La cámara cerca, casi respirando por momentos con Gianni, ofrece un registro documental, trasunta realidad y le otorga credibilidad a la situación. Participamos de los placeres de un buen plato de macarrones y de los incesantes vasos de vino blanco, rituales que son contagiados por la forma en que el director nos acerca a sus criaturas, a su comprobable humanidad. La elección de actrices no profesionales, que incluso miran a cámara en determinados pasajes, es una acertada elección que refuerza lo cotidiano como un espacio privilegiado. Entonces, la clave de Un feriado particular pasa por combinar el placer que esto último implica sin descuidar por ello un matiz político presente. A esto remite la sonrisa prolongada del protagonista cuando decide tomarse un descanso luego de tanto trajín y se percata de la presencia del amigo durmiendo en su cama. Es el sabor agridulce de una clase que no accede a la comodidad económica deseada pero que subsiste con la energía de los afectos  y de las buenas acciones, un conformismo bien saludable.

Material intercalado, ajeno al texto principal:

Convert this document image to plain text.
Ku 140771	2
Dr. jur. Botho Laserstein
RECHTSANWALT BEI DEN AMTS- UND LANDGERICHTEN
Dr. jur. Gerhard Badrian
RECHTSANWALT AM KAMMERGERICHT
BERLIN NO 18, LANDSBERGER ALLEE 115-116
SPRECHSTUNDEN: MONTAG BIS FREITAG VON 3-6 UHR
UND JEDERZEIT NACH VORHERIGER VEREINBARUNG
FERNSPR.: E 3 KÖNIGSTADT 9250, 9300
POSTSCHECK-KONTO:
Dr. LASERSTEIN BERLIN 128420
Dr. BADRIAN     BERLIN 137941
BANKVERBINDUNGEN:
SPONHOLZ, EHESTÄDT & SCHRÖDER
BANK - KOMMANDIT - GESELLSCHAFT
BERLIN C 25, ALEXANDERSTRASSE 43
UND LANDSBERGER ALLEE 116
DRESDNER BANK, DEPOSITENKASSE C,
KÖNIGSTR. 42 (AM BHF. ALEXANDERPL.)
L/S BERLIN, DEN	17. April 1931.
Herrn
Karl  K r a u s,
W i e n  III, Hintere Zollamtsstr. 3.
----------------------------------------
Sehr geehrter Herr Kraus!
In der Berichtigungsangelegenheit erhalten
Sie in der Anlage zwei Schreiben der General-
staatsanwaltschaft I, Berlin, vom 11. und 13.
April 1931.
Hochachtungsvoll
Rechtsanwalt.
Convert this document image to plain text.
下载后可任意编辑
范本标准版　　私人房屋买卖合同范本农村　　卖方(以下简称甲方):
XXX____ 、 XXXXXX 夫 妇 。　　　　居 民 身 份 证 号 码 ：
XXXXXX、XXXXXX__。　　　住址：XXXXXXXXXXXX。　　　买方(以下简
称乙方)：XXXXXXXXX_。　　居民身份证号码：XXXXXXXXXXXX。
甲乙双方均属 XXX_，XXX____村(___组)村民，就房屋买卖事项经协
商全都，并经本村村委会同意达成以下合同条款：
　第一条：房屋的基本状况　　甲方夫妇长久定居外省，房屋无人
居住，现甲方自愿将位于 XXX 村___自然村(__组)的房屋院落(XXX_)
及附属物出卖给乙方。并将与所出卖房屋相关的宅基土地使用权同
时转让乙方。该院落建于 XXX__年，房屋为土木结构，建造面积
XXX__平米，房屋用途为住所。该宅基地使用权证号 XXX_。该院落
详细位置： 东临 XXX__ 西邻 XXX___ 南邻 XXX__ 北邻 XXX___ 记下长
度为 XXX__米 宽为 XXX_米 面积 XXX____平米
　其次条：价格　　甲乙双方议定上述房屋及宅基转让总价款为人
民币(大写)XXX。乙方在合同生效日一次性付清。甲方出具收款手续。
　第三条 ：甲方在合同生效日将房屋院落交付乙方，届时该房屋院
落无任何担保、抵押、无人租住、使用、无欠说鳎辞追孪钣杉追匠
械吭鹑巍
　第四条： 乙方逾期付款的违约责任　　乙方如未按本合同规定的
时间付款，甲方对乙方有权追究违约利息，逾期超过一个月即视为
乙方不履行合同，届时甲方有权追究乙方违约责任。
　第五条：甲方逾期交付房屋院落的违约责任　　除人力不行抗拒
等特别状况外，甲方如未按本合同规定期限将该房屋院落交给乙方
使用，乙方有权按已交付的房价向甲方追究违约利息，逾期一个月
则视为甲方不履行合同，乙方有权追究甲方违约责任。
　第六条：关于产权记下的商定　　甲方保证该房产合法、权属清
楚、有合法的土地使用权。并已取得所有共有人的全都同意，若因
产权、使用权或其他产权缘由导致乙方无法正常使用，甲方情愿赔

El equilibrio (L’ equilibrio, Italia/2017) Dirección: Vincenzo Marra

La palabra equilibrio está de moda. Generalmente es parte de las utopías que profesan las buenas conciencias y los conservadores de formas. Hubo un tiempo filosóficamente denso donde se pensaba que uno hacía lo que podía con su vida; hoy existen variadas tendencias discursivas promulgadas por los mercados cuyos misiles mediáticos apuntan a “comer bien, hacer ejercicio siempre, no estresarse, no decir cosas que ofendan a la sensibilidad de los otros” entre otras sugerencias que contribuyen al Equilibrio, una solapada y perversa manera de quedar preso de mandatos sociales que prometen alargar la vida, cuando en realidad siempre aquellos que la han vivido intensa y apasionadamente (aunque en períodos más cortos) tienen cosas más interesantes que decir que todos los que formamos parte del rebaño.

En la película de Vincenzo Marra la palabra equilibrio se encuentra asociada a la hipocresía clerical. Tener equilibrio implica mantener apariencias y eso es lo que hace el cura que vive en un barrio de Nápoles y sostiene una estructura apoyada en la delincuencia, haciendo la vista gorda y con una falsa inquietud por los contaminantes residuales que tanto perjudican a los lugareños. Bajo esta fachada de preocupación por un problema real, evita que los periodistas y los policías ingresen al barrio y con ello elude problemas. Pero si el mundo fuera solo eso, no habría sentido. Allí llega un sacerdote misionero que, aburrido de pasearse por Roma y con una conciencia cristiana capaz de viajar al África a enfrentar los problemas de la gente, ha sido trasladado según su voluntad para reemplazar temporalmente al otro cura. Inmediatamente se pone al tanto de la trama oscura que se desarrolla detrás de escena, de cómo funcionan los códigos en una comunidad cerrada y cómplice al punto de encubrir abusos a una menor. Es entonces cuando el dilema ético se postula en el ser mismo del protagonista, en su disyuntiva entre ser un cura plantado en la Iglesia o “asumirse como revolucionario” (tal como le dice el obispo). La elección por la segunda opción le genera lógicamente trastornos que se transforman en pesadillas.

Resulta interesante cómo Marra sigue al personaje mediante largas tomas,  y le carga una mochila moral bien pesada a través de un registro cuya cámara persigue incómodamente el trayecto y los problemas que debe afrontar en esa tierra de contrastes, donde la Iglesia se llena de fieles cuando el que oficia se manda la parte. De corte realista y potente, el director italiano capta con toda su experiencia documental los ambientes sin explotar la miseria sino como parte integral de un modo de vida estancado, lejos de la tarjeta postal simpática.